Rs1059491 is a missense variant in exon 7 of SULT1A2. Different software predictions show that rs1059491: p.Asn235Thr (c.704 T/G) is related to gene function (‘probably damaging’ PolyPhen-2, ‘nonneutral’ SNAP and ‘deleterious’ SIFT). However, our previous findings suggest that rs1059491 is an eQTL that may contribute to obesity by altering the expression of obesity-related genes rather than affecting protein structure11. Available transcriptome and GETxdata revealed that rs1059491 was located at transcription factor-binding sites of PPARγ2 and RXRA17, which could lead to abnormal lipid metabolism and obesity.

For the first time, we found an association between the coding variant rs1059491 in the SULT1A2 gene and obesity risk in adults, which laid a foundation for further research on gene function and the molecular mechanism of obesity. Previous fine mapping studies of obesity candidate genes in the 16p11.2 region indicated that rare mutations in nearby genes APOBR12 and SH2B118 but not SULT1A2 were strongly associated with the risk of obesity or extreme obesity.

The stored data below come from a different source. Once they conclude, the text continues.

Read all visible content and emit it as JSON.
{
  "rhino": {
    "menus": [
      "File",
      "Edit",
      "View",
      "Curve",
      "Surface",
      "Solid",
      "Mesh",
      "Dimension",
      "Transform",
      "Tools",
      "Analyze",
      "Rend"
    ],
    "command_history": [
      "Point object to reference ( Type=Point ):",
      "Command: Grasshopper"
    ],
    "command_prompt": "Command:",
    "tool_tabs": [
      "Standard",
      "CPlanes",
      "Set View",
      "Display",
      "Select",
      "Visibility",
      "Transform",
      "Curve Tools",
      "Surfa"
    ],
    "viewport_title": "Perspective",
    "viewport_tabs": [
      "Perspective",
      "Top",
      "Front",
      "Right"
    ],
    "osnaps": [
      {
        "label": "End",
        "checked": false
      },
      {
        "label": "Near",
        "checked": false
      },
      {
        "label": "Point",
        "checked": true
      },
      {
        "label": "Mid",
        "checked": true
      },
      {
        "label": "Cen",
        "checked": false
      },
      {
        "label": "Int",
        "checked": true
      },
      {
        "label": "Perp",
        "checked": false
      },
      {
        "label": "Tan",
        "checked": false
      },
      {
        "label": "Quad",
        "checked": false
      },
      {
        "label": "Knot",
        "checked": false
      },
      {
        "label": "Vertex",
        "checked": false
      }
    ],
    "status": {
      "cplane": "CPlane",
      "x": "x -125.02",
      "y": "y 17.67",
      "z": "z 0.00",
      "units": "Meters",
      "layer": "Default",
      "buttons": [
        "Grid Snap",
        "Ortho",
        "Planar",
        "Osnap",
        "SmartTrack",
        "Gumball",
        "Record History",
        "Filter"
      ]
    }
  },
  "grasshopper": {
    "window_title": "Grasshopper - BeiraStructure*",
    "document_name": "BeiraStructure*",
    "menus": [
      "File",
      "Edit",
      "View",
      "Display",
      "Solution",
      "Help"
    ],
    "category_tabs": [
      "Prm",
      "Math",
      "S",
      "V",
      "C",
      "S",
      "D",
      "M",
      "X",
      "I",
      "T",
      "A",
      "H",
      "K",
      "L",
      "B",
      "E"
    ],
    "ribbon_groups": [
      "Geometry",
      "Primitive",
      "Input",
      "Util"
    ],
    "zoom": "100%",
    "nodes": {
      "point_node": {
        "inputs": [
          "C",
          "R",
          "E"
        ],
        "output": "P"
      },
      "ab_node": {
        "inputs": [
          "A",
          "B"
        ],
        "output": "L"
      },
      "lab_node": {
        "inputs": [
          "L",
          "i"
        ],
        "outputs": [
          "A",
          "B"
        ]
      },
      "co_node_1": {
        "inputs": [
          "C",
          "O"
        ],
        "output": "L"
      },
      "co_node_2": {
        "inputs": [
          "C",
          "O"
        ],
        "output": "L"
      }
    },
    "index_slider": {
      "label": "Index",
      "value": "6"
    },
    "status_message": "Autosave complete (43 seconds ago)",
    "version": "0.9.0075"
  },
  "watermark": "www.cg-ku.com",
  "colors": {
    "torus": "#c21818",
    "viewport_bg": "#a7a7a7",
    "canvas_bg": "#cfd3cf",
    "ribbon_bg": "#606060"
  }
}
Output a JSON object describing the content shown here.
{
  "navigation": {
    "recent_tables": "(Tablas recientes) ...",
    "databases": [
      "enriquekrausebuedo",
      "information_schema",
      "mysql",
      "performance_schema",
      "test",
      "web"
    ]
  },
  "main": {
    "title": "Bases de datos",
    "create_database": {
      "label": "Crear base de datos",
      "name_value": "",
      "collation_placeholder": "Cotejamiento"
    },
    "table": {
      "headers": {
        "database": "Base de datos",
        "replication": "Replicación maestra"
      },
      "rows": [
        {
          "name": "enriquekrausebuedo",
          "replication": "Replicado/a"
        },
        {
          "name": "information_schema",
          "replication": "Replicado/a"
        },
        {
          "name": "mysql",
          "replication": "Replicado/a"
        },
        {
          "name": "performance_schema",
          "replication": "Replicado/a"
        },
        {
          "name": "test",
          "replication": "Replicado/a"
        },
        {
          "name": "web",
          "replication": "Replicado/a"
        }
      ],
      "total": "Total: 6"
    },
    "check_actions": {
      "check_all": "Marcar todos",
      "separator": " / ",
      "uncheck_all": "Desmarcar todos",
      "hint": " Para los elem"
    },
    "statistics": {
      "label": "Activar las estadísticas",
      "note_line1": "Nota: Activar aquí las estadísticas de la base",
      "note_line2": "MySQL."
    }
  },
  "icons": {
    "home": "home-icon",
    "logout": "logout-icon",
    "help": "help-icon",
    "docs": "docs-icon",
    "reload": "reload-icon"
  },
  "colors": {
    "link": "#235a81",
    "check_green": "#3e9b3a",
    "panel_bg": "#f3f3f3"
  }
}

However, a genome-wide association study reported an important BMI-related SNP rs7359397 located in SH2B1, which was highly linked with the nearby nonsynonymous variant rs1059491 of SULT1A2 (R2 > 0.75)19. SH2B1 is the most likely obesity-causing gene in this region20. The SH2B1 protein is involved in the regulation of energy balance by increasing leptin and insulin in the downstream signalling pathway.

In addition, a study of 230 breast cancer patients in Taiwan found that SULT1A2 gene polymorphism may be associated with the early onset of breast cancer patients21. Both breast cancer and obesity are associated with increased levels of SULT1A2 substrate 17β-oestradiol, estrone and estrone sulphate22. Recently, another study showed that BMI is the only breast cancer risk factor that affects metabolic fluxes to adducts of oestrogens with DNA (via congruent adverse influence on levels of oestrogens, CYP1B1 and SULT1A2)23. These results suggest that SULT1A2 may be involved in the regulation of body weight and energy balance by regulating steroid metabolism24. The indirect evidence supported the association of the coding variantrs1059491 in SULT1A2 with the risk of obesity and dyslipidaemia.

There are several limitations in our study. First, the power calculation was performed, and our study had 75% power (enrolment of 240 overweight and obese subjects) to detect ORs of 0.42 for overweight and obesity under a dominant genetic model. Although we found a nominal association of rs1059491 with overweight and obese individuals, the association was no longer significant after correction for multiple testing, so further validation studies with a larger sample size are warranted. Second, the individuals’ lifestyles, such as smoking, drinking, diet, and exercise, have not been considered. Third, this study was a case‒control design. The phenotypic data collection was only done once, so we did not observe how the weight status changes over time. Fourth, our study only included participants from one medical centre in China, most of whom were medical personnel with high work intensity and stress, which may cause selection bias. In addition, we did not investigate whether our study subjects came from other regions with different genetic backgrounds. However, our study site was in a county in southern China, where Han Chinese populations are concentrated. Population stratification may not be a concern. Future studies with larger sample sizes should be validated in various populations with different ages and geographic regions. Therefore, the results of this study may not be generalizeable or widely applicable to other populations.

Conclusion

In conclusion, this study revealed that the coding variant rs1059491 in the SULT1A2 gene is nominally associated with a decreased risk of obesity and dyslipidaemia in southern Chinese adults. The findings will be validated in larger studies that include more detailed information on genetic background, lifestyle and weight change with age.